Smith, through his attorney Hal Gollop, QC, is asking the three member panel to overturn a lower court ruling that Smith did not have a case when he sought summary judgment against Chief Justice Sir Marston Gibson in a matter that dates back to April 2015.
Instead, High Court Judge Pamela Beckles had ordered that the matter should go to trial.
Back then Sir Marston had refused to hear Smith when he appeared before the Chief Justice as attorney for Branlee Consulting Services – a private company owned by former executive chairman of CLICO Holdings Leroy Parris – on the grounds that Smith had not paid his annual subscription to the Barbados Bar Association.
Smith, on the other hand, contended that the Chief Justice had effectively barred him from practising law in Barbados’ courts, and had asked the Supreme Court for a summary judgment, including damages, against Sir Marston on the grounds that the Chief Justice had not complied with a number of civil court rules of procedure.
These included the failure to acknowledge service of court documents on him, failure to acknowledge his intention to file a defence and, upon being served, the failure to file a defence within the 28-day stipulated period.

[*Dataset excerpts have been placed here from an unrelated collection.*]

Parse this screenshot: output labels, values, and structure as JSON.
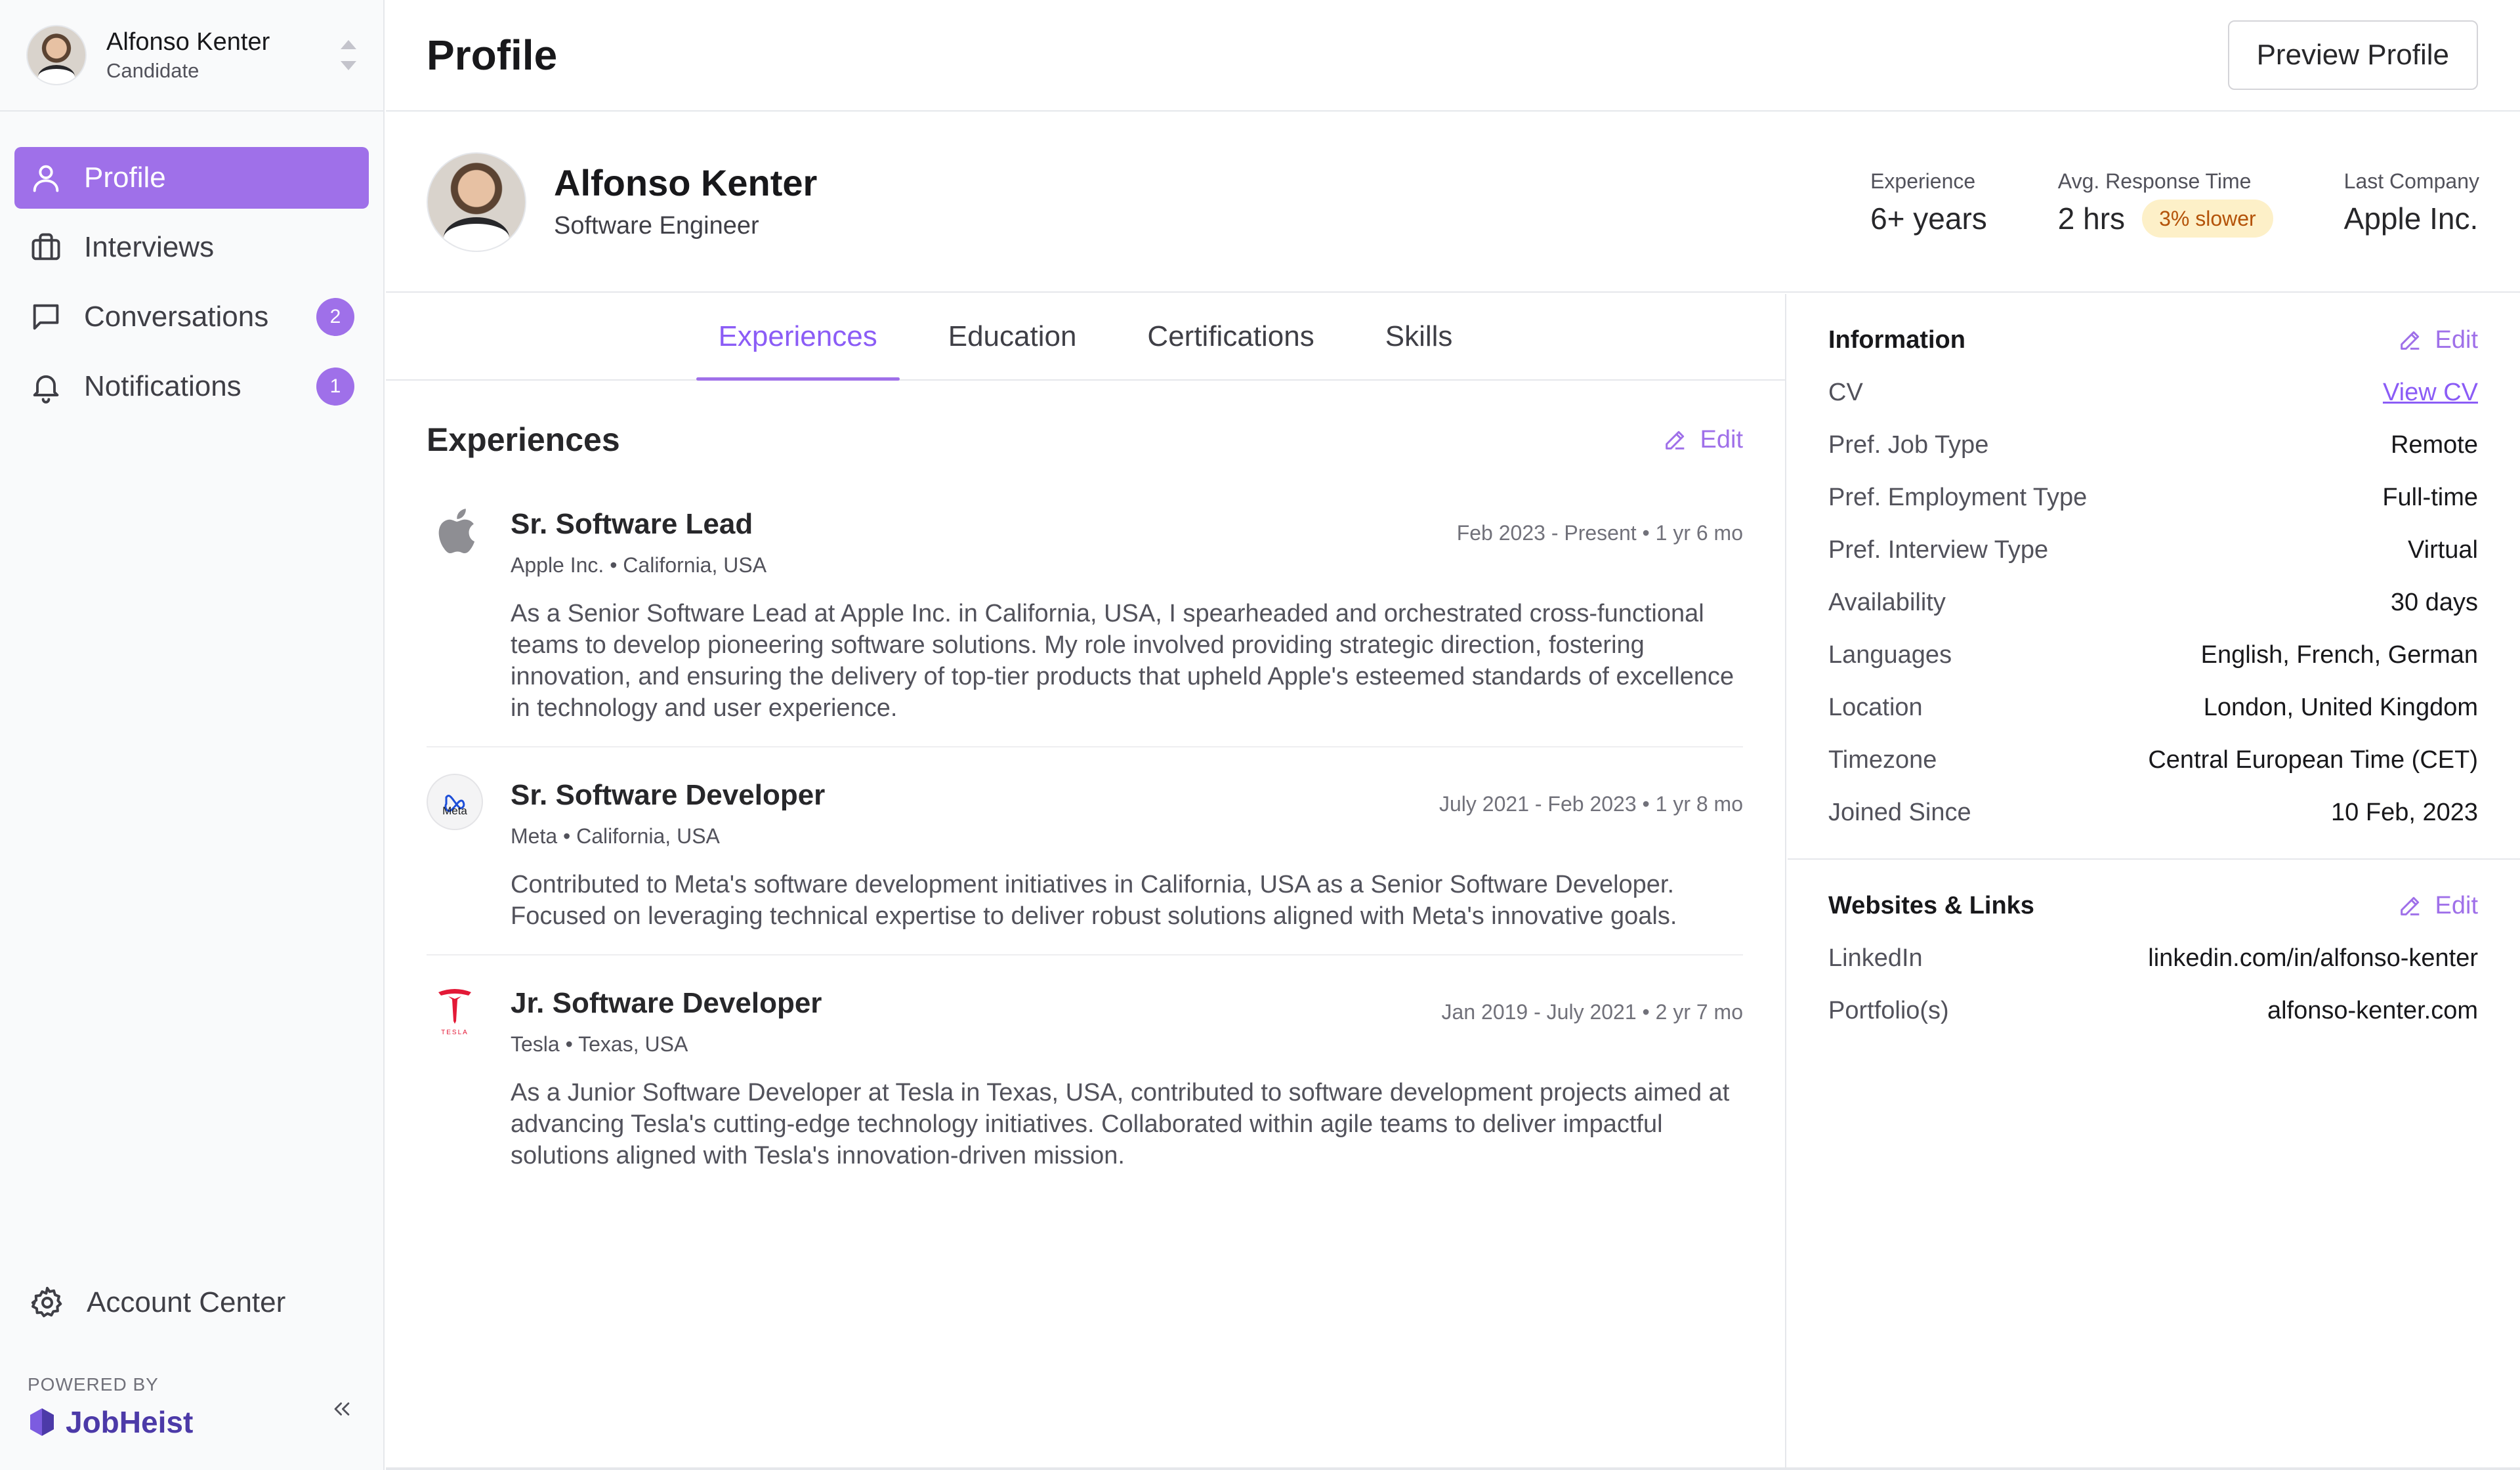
{
  "sidebar": {
    "user": {
      "name": "Alfonso Kenter",
      "role": "Candidate"
    },
    "nav": [
      {
        "label": "Profile",
        "icon": "user-icon",
        "active": true,
        "badge": ""
      },
      {
        "label": "Interviews",
        "icon": "briefcase-icon",
        "active": false,
        "badge": ""
      },
      {
        "label": "Conversations",
        "icon": "chat-icon",
        "active": false,
        "badge": "2"
      },
      {
        "label": "Notifications",
        "icon": "bell-icon",
        "active": false,
        "badge": "1"
      }
    ],
    "account_center": "Account Center",
    "powered_by": "POWERED BY",
    "brand": "JobHeist"
  },
  "header": {
    "title": "Profile",
    "preview_button": "Preview Profile"
  },
  "profile": {
    "name": "Alfonso Kenter",
    "title": "Software Engineer",
    "stats": {
      "experience": {
        "label": "Experience",
        "value": "6+ years"
      },
      "response": {
        "label": "Avg. Response Time",
        "value": "2 hrs",
        "badge": "3% slower"
      },
      "company": {
        "label": "Last Company",
        "value": "Apple Inc."
      }
    }
  },
  "tabs": [
    {
      "label": "Experiences",
      "active": true
    },
    {
      "label": "Education",
      "active": false
    },
    {
      "label": "Certifications",
      "active": false
    },
    {
      "label": "Skills",
      "active": false
    }
  ],
  "experiences": {
    "title": "Experiences",
    "edit": "Edit",
    "items": [
      {
        "logo": "apple-logo-icon",
        "role": "Sr. Software Lead",
        "company": "Apple Inc. • California, USA",
        "dates": "Feb 2023 - Present • 1 yr 6 mo",
        "description": "As a Senior Software Lead at Apple Inc. in California, USA, I spearheaded and orchestrated cross-functional teams to develop pioneering software solutions. My role involved providing strategic direction, fostering innovation, and ensuring the delivery of top-tier products that upheld Apple's esteemed standards of excellence in technology and user experience."
      },
      {
        "logo": "meta-logo-icon",
        "logo_text": "Meta",
        "role": "Sr. Software Developer",
        "company": "Meta • California, USA",
        "dates": "July 2021 - Feb 2023 • 1 yr 8 mo",
        "description": "Contributed to Meta's software development initiatives in California, USA as a Senior Software Developer. Focused on leveraging technical expertise to deliver robust solutions aligned with Meta's innovative goals."
      },
      {
        "logo": "tesla-logo-icon",
        "logo_text": "TESLA",
        "role": "Jr. Software Developer",
        "company": "Tesla • Texas, USA",
        "dates": "Jan 2019 - July 2021 • 2 yr 7 mo",
        "description": "As a Junior Software Developer at Tesla in Texas, USA, contributed to software development projects aimed at advancing Tesla's cutting-edge technology initiatives. Collaborated within agile teams to deliver impactful solutions aligned with Tesla's innovation-driven mission."
      }
    ]
  },
  "information": {
    "title": "Information",
    "edit": "Edit",
    "rows": [
      {
        "key": "CV",
        "value": "View CV",
        "link": true
      },
      {
        "key": "Pref. Job Type",
        "value": "Remote"
      },
      {
        "key": "Pref. Employment Type",
        "value": "Full-time"
      },
      {
        "key": "Pref. Interview Type",
        "value": "Virtual"
      },
      {
        "key": "Availability",
        "value": "30 days"
      },
      {
        "key": "Languages",
        "value": "English, French, German"
      },
      {
        "key": "Location",
        "value": "London, United Kingdom"
      },
      {
        "key": "Timezone",
        "value": "Central European Time (CET)"
      },
      {
        "key": "Joined Since",
        "value": "10 Feb, 2023"
      }
    ]
  },
  "links": {
    "title": "Websites & Links",
    "edit": "Edit",
    "rows": [
      {
        "key": "LinkedIn",
        "value": "linkedin.com/in/alfonso-kenter"
      },
      {
        "key": "Portfolio(s)",
        "value": "alfonso-kenter.com"
      }
    ]
  },
  "colors": {
    "accent": "#9f70e9",
    "badge_bg": "#fdf0c8",
    "badge_text": "#b45309"
  }
}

After Beckles dismissed the case Smith turned to the Court of Appeal, and today, the three appellate justices heard submissions from Gollop and Solicitor General Donna Brathwaite, QC, who appeared on behalf of their boss and Attorney General Adriel Brathwaite, who was named as the second defendant, but who was not at today’s hearing.
In pressing his case, Gollop argued that the Chief Justice had not filed the required defence in the stipulated period of 28 days after May 29, 2015, the date he was served, suggesting that had he done so there would have been no reason to file a second one on September 16, the day of the hearing.

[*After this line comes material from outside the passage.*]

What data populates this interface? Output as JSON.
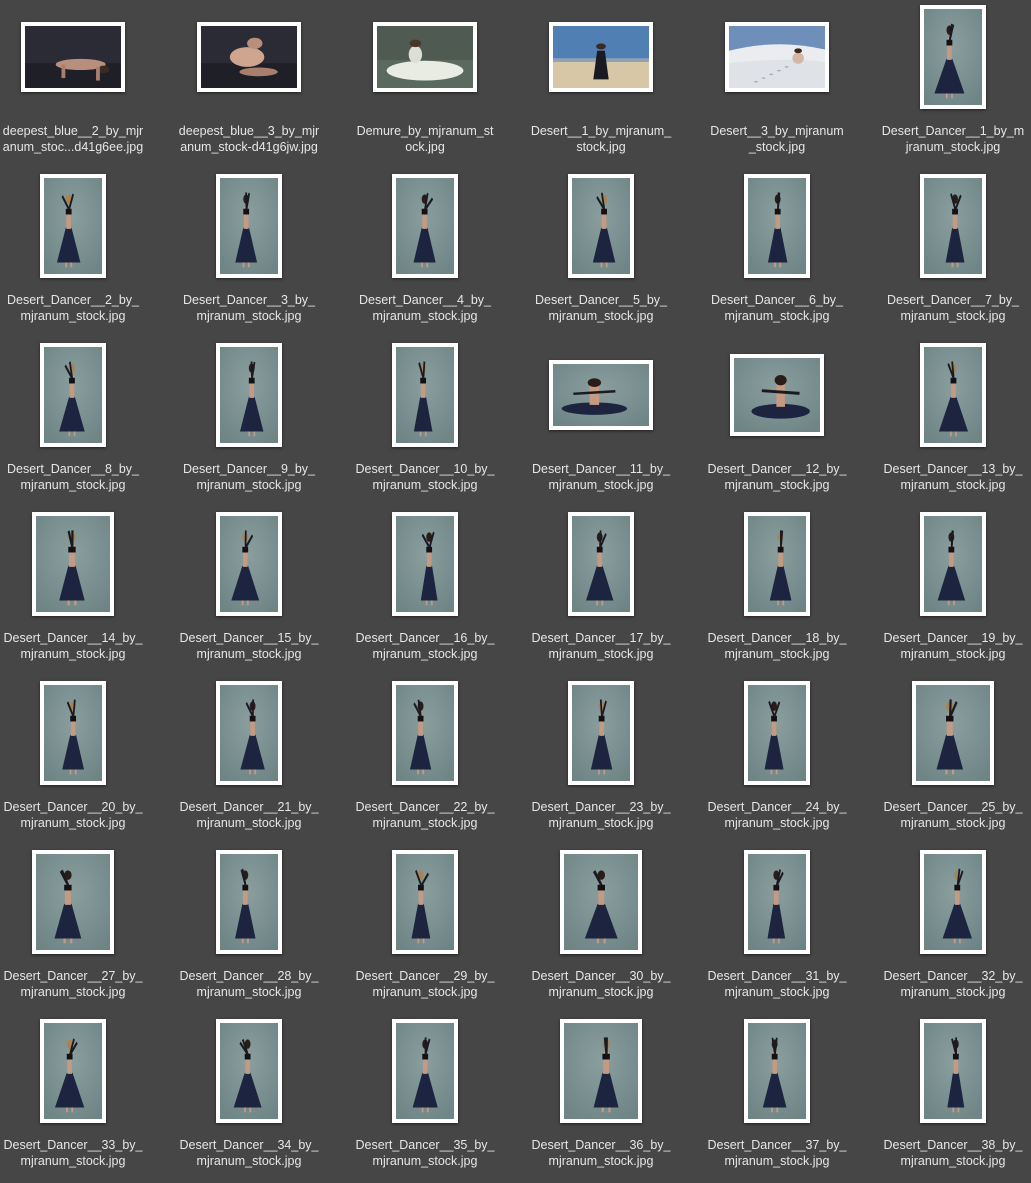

At the same time, Gollop also questioned a decision by the Attorney General to file an acknowledgment of receiving the court documents a week before the documents were even served.

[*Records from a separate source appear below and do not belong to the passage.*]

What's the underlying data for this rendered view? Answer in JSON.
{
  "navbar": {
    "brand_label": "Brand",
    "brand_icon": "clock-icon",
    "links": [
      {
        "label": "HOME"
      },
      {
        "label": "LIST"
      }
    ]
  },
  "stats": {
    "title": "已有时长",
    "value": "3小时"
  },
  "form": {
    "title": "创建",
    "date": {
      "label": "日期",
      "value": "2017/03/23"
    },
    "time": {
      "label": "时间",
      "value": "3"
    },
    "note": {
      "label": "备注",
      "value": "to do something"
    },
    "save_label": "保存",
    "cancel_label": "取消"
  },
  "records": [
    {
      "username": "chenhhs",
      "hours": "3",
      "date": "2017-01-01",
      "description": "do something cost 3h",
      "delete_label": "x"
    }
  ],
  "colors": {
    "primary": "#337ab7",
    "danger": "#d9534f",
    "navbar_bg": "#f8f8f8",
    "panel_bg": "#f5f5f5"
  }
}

In fact, Gollop pointed out that the Attorney General was not even the one facing the suit, but was included simply in consideration of the awarding of costs.
It was one of the major points over which the judges had lengthy exchanges with the Deputy Solicitor General, with one judge, Kaye Goodridge, describing the filing as a non-event.
However, the Deputy Solicitor General argued that court rules bar any appeal against any trial judge’s order, that Beckles had correctly found the case should go to trial and had given unconditional leave for the Chief Justice to defend his actions in a trial. All of these arguments were rejected by Gollop. The Court of Appeal judges did not indicate when they would issue a ruling.